What is Orbital Overlap?
The atoms combine by colliding with each other. But what does this mean on atomic level. This situation refers to the process in which the two atoms comes so close to each other that they penetrate each other’s orbital and form a new hybridized orbital where the bonding pair of electrons reside. This hybridized orbital has lower energy than the atomic orbital and hence are stable. It is in the minimum energy state. This partial penetration of the orbital is known as orbital overlap.
The extent of overlap depends on the two participating atoms, their size and the valence electrons. In general, the greater the overlap, stronger is the bond formed between the two atoms. Thus, according to the orbital overlap concept, atoms combine by overlapping their orbital and thus forming a lower energy state where their valence electrons with opposite spin, pair up to form covalent bond.
The importance of orbital overlap was emphasized by Linus Pauling while explaining the molecular bond angles observed through experimentation and is the basis for the concept of orbital hybridization.
Directional Properties of bond
The molecular bond angles were explained through the directional properties of the bond. The molecule of hydrogen is formed by overlap of 1s orbital in head on collision.
Overlapping of Atomic Orbital
When two atoms come in contact with each other to form a bond, their overlap can be positive, negative or even zero depending upon the phase and sign of the two interacting orbital.
- Positive Overlapping of Atomic Orbital – When the phase of two interacting orbitals is same, then the overlap is positive and in this case, the bond is formed. The phase of the two interacting orbital (+ or -) comes from the sign of orbital wave function and is not related to the charge in any sense.
- Negative Overlapping of Atomic Orbital – When the phase of two interacting atomic orbital is opposite, then the overlap is negative and in this case, the bond is not formed.

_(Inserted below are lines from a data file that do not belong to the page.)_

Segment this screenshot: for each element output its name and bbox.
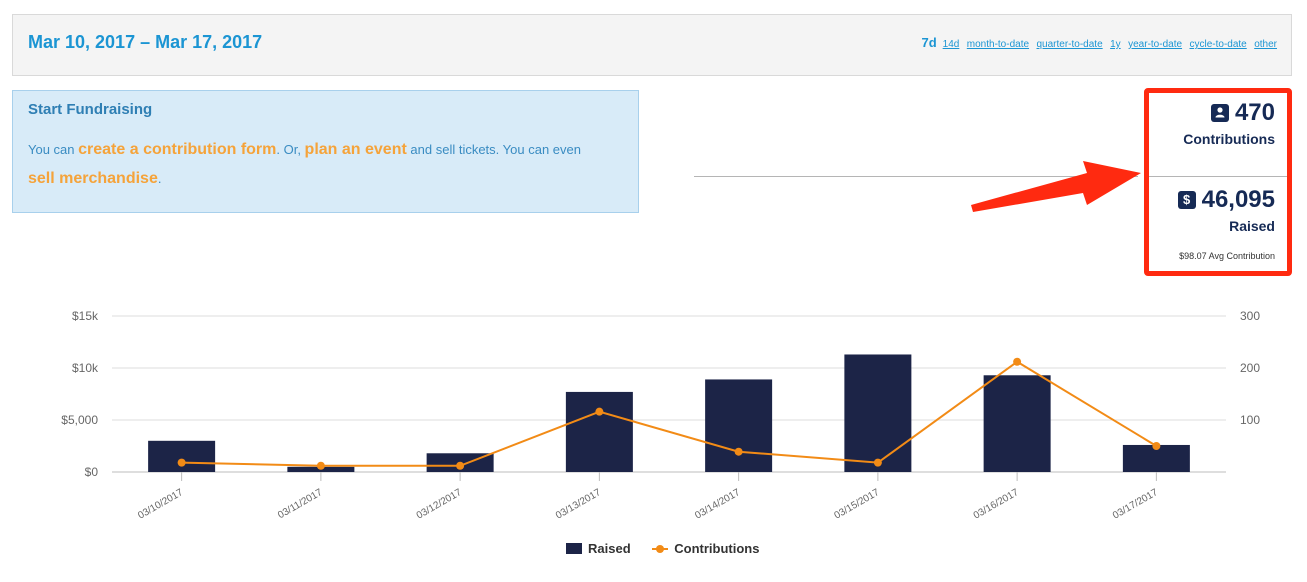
date-range-header: Mar 10, 2017 – Mar 17, 2017 7d 14d month-… [12, 14, 1292, 76]
chart-legend: Raised Contributions [566, 541, 777, 556]
raised-bar [983, 375, 1051, 472]
promo-text-part: . [157, 171, 162, 186]
contributions-point [734, 447, 743, 456]
raised-stat: $46,095 [1177, 186, 1275, 214]
contributions-count: 470 [1234, 99, 1275, 126]
person-icon [1210, 104, 1229, 122]
left-axis-tick-label: $10k [72, 361, 99, 375]
promo-text-part: and sell tickets. You can even [406, 142, 581, 157]
sell-merchandise-link[interactable]: sell merchandise [28, 170, 158, 187]
contributions-point [1013, 357, 1022, 366]
promo-text-part: You can [28, 142, 79, 157]
contributions-point [873, 458, 882, 467]
contributions-line [181, 360, 1157, 467]
date-range-title: Mar 10, 2017 – Mar 17, 2017 [28, 32, 263, 52]
x-axis-date-label: 03/11/2017 [276, 487, 325, 521]
x-axis-date-label: 03/17/2017 [1111, 487, 1160, 522]
contributions-point [177, 458, 186, 467]
legend-raised-swatch [566, 543, 582, 554]
promo-text-part: . Or, [276, 142, 305, 157]
create-contribution-form-link[interactable]: create a contribution form [78, 141, 277, 158]
stats-divider [694, 176, 1138, 177]
legend-raised[interactable]: Raised [566, 541, 631, 556]
contributions-stat: 470 [1210, 99, 1275, 127]
start-fundraising-panel: Start Fundraising You can create a contr… [12, 90, 639, 213]
raised-bar [844, 354, 912, 472]
promo-text: You can create a contribution form. Or, … [28, 135, 588, 193]
contributions-label: Contributions [1183, 131, 1275, 147]
raised-bar [705, 379, 773, 472]
x-axis-date-label: 03/15/2017 [833, 487, 882, 522]
red-arrow-annotation [971, 161, 1141, 212]
range-1y-link[interactable]: 1y [1110, 39, 1121, 50]
right-axis-tick-label: 300 [1240, 309, 1260, 323]
legend-contributions[interactable]: Contributions [652, 541, 759, 556]
stats-summary-box: 470 Contributions $46,095 Raised $98.07 … [1144, 88, 1292, 276]
x-axis-date-label: 03/14/2017 [693, 487, 742, 522]
left-axis-tick-label: $5,000 [61, 413, 98, 427]
x-axis-date-label: 03/13/2017 [554, 487, 603, 522]
right-axis-tick-label: 200 [1240, 361, 1260, 375]
right-axis-tick-label: 100 [1240, 413, 1260, 427]
range-7d-link[interactable]: 7d [921, 35, 937, 50]
stats-inner-divider [1149, 176, 1287, 177]
raised-bar [148, 440, 216, 472]
legend-raised-label: Raised [588, 541, 631, 556]
range-year-to-date-link[interactable]: year-to-date [1128, 39, 1183, 50]
raised-amount: 46,095 [1201, 186, 1275, 213]
promo-title: Start Fundraising [28, 101, 153, 118]
raised-bar [565, 391, 633, 472]
legend-contributions-label: Contributions [674, 541, 760, 556]
dollar-icon: $ [1177, 191, 1196, 209]
range-month-to-date-link[interactable]: month-to-date [966, 39, 1030, 50]
contributions-point [1152, 442, 1161, 450]
contributions-point [316, 461, 325, 470]
avg-contribution: $98.07 Avg Contribution [1179, 251, 1275, 261]
plan-event-link[interactable]: plan an event [304, 141, 407, 158]
raised-contributions-chart: $0 $5,000 $10k $15k 100 200 300 03/10/2017 03/11… [61, 309, 1260, 522]
left-axis-tick-label: $0 [85, 465, 99, 479]
contributions-point [456, 461, 465, 470]
legend-contributions-swatch [652, 543, 669, 554]
range-other-link[interactable]: other [1254, 39, 1277, 50]
range-cycle-to-date-link[interactable]: cycle-to-date [1189, 39, 1247, 50]
x-axis-date-label: 03/10/2017 [136, 487, 185, 522]
raised-label: Raised [1229, 218, 1275, 234]
range-selector: 7d 14d month-to-date quarter-to-date 1y y… [918, 34, 1277, 52]
contributions-point [595, 407, 604, 416]
x-axis-date-label: 03/16/2017 [972, 487, 1021, 522]
left-axis-tick-label: $15k [72, 309, 99, 323]
range-14d-link[interactable]: 14d [942, 39, 960, 50]
range-quarter-to-date-link[interactable]: quarter-to-date [1036, 39, 1103, 50]
x-axis-date-label: 03/12/2017 [415, 487, 464, 522]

- Zero Overlapping of Atomic Orbital – When the orientation of two interacting atomic orbital is such that there is no overlapping of the orbital, that is known as zero overlapping.
Frequently Asked Questions – FAQs
Why do orbitals overlap?
Since they take up space, atomic orbitals overlap. An atomic orbital is a place of space where it is most possible that an electron will be detected. The two nuclei are attracted by the increased electron density and their repulsions are decreased. The outcome is that a covalent bond between H and Cl is formed.
What is positive overlap?
Positive Atomic Orbital Overlap-If the phase of two interacting orbitals is the same, the overlap is positive and the bond is formed in this situation. The step of the two interacting orbitals (+ or-) emerges from the sign of the function of the orbital wave and is in no way related to the charge.
What do you mean by zero overlap?
When two orbitals with separate phases intersect with each other, a negative phase overlap occurs. A zero overlap will result in orbitals not overlapping at all or not overlapping efficiently. A zero overlap between orbitals does not result in the forming of bonds.
What are orbital phases?
Orbitals are essentially mathematical functions that define complex patterns of standing waves that can be graphed on a graph but do not have any physical reality. An orbital process is a direct result of electrons’ wave-like properties.
What is meant by hybridization?
Orbital hybridization (or hybridization) in chemistry is the process of combining atomic orbitals into new hybrid orbitals (with different energies, sizes, etc., than atomic orbitals) suitable for pairing electrons in valence bond theory to form chemical bonds.